Plus cocasse, le banquier de Daniel qui le recadre un peu côté dépenses (vivre au-dessus de ses moyens doit être un risque quand on fréquente au quotidien des gens qui gagnent dix ou vingt fois plus que soi !) puis qui le croise dans la rue deux jours plus tard, chargé de sacs Hermès et Prada rue Nationale. «Bien sûr il connaissait mon métier, mais il ne savait sans doute pas, vu sa tête, que dans ma mission il peut y avoir la récupération des sacs de courses des clients !».

Enfin, satisfaire les clients a quand même ses limites et quand un charmant monsieur propose à Daniel le tutoiement, un verre de rosé, une cigarette et une petite conversation tranquille, le concierge doit poliment rappeler que le tutoiement lui est formellement interdit, qu’il y a 91 chambres dans l’hôtel et d’autres clients à satisfaire. Même si dans l’absolu, il n’aurait évidemment pas dit non à cette petite pause sympa.

Quelques clients vraiment à part…

Parmi les clients il y a un certain nombre d’habitués, notamment au niveau des «corpo», le petit nom donné aux professionnels, une clientèle qui prend de plus en plus d’importance à l’Univers. «Il y a une cinquantaine de personnes dont j’ai mémorisé les goûts et les petites envies et habitudes, c’est important de s’en souvenir.
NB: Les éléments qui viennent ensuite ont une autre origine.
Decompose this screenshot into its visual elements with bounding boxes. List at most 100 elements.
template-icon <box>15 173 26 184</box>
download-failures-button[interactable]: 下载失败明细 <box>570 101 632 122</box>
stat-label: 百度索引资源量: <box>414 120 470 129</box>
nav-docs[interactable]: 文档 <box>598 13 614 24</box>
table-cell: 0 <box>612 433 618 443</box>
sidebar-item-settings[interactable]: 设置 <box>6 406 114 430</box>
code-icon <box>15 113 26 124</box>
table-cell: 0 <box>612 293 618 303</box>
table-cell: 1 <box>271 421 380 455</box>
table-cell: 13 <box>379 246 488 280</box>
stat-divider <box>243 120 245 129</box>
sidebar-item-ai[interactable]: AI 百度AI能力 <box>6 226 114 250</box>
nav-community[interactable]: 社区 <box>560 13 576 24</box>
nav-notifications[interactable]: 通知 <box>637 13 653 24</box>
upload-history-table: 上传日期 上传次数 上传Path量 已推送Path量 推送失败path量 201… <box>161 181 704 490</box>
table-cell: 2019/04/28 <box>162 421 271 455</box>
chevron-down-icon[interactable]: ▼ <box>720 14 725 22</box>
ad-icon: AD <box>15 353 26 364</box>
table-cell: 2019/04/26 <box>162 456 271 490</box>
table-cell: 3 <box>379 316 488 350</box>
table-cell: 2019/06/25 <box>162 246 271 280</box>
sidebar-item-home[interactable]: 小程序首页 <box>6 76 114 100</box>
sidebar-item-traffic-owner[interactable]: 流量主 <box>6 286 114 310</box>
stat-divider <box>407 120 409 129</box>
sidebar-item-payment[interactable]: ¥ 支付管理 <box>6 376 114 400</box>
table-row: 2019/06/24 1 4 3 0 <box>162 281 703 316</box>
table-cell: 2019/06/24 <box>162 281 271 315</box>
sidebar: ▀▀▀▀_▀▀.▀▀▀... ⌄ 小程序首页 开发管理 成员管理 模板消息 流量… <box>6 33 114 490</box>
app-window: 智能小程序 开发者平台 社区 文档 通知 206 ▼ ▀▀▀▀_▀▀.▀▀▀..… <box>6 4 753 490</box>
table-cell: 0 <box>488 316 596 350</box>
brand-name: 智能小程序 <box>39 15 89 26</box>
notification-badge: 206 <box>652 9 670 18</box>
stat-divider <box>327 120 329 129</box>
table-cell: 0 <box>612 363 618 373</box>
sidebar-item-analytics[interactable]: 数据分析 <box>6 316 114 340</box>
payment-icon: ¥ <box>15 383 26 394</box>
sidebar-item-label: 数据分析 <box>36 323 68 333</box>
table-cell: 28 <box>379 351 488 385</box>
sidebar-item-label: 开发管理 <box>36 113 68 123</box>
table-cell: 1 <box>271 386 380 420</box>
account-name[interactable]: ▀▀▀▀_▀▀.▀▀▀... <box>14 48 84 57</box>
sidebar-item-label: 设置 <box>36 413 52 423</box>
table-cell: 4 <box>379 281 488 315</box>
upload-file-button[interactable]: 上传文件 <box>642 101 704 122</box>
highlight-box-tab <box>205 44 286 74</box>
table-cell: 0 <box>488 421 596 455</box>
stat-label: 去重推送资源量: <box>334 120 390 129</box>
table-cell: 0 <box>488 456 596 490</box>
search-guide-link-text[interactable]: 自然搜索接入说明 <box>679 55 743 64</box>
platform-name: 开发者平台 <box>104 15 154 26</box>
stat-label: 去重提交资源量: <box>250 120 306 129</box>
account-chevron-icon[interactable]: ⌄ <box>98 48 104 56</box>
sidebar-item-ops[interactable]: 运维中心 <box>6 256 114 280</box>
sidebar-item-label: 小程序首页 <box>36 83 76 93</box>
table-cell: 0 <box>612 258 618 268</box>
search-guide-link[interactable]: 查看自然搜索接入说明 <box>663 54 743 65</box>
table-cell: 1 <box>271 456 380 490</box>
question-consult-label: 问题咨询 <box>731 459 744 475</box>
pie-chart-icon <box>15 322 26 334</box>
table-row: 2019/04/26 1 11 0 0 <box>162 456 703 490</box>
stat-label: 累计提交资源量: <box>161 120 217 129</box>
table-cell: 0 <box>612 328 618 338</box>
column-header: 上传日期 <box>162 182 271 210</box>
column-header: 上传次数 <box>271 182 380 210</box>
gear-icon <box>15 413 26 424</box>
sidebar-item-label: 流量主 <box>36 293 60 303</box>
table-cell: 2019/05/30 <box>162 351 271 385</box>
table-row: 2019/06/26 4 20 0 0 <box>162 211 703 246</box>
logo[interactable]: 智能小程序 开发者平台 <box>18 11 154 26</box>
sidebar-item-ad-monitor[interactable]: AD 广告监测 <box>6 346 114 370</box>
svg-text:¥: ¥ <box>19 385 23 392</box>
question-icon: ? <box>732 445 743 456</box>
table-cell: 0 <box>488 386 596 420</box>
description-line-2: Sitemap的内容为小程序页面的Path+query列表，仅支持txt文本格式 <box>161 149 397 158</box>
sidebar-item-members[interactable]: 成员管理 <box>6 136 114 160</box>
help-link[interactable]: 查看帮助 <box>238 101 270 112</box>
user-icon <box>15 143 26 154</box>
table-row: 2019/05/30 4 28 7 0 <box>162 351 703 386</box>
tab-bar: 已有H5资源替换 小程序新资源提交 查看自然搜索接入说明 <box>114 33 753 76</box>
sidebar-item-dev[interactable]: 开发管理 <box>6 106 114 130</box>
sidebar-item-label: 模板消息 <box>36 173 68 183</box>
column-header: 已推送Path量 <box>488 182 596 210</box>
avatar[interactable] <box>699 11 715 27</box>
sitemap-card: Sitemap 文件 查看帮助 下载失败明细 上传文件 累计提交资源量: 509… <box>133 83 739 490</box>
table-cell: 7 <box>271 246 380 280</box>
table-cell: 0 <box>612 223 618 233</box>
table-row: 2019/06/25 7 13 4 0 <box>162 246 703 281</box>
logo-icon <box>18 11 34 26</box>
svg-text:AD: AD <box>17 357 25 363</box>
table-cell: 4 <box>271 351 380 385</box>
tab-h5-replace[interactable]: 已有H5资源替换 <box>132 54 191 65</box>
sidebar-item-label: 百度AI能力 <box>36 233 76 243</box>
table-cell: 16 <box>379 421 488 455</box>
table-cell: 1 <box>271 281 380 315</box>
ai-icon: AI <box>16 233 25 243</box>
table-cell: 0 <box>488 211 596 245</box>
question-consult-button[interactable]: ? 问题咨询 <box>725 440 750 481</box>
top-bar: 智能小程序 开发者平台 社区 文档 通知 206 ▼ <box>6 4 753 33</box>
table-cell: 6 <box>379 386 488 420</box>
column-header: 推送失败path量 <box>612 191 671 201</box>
Parmi elles, il y en a entre quinze et vingt avec lesquelles le personnel a une relation qui dépasse la simple relation de clientèle : on connaît le nom de leur chien, l’âge de leurs enfants… Et inversement, ils nous apportent des cadeaux d’anniversaires, connaissent aussi les prénoms des enfants.»

Des clients à part que Daniel gratifie d’un «Monsieur Martin» plutôt que d’un «Monsieur» tout court. Des personnes aisées, certes, mais en quête de reconnaissance, dans le bon sens du terme : beaucoup de professionnels passent plus de temps dans les hôtels que chez eux, c’est donc une deuxième maison. Du luxe oui, mais de la convivialité aussi, quand même.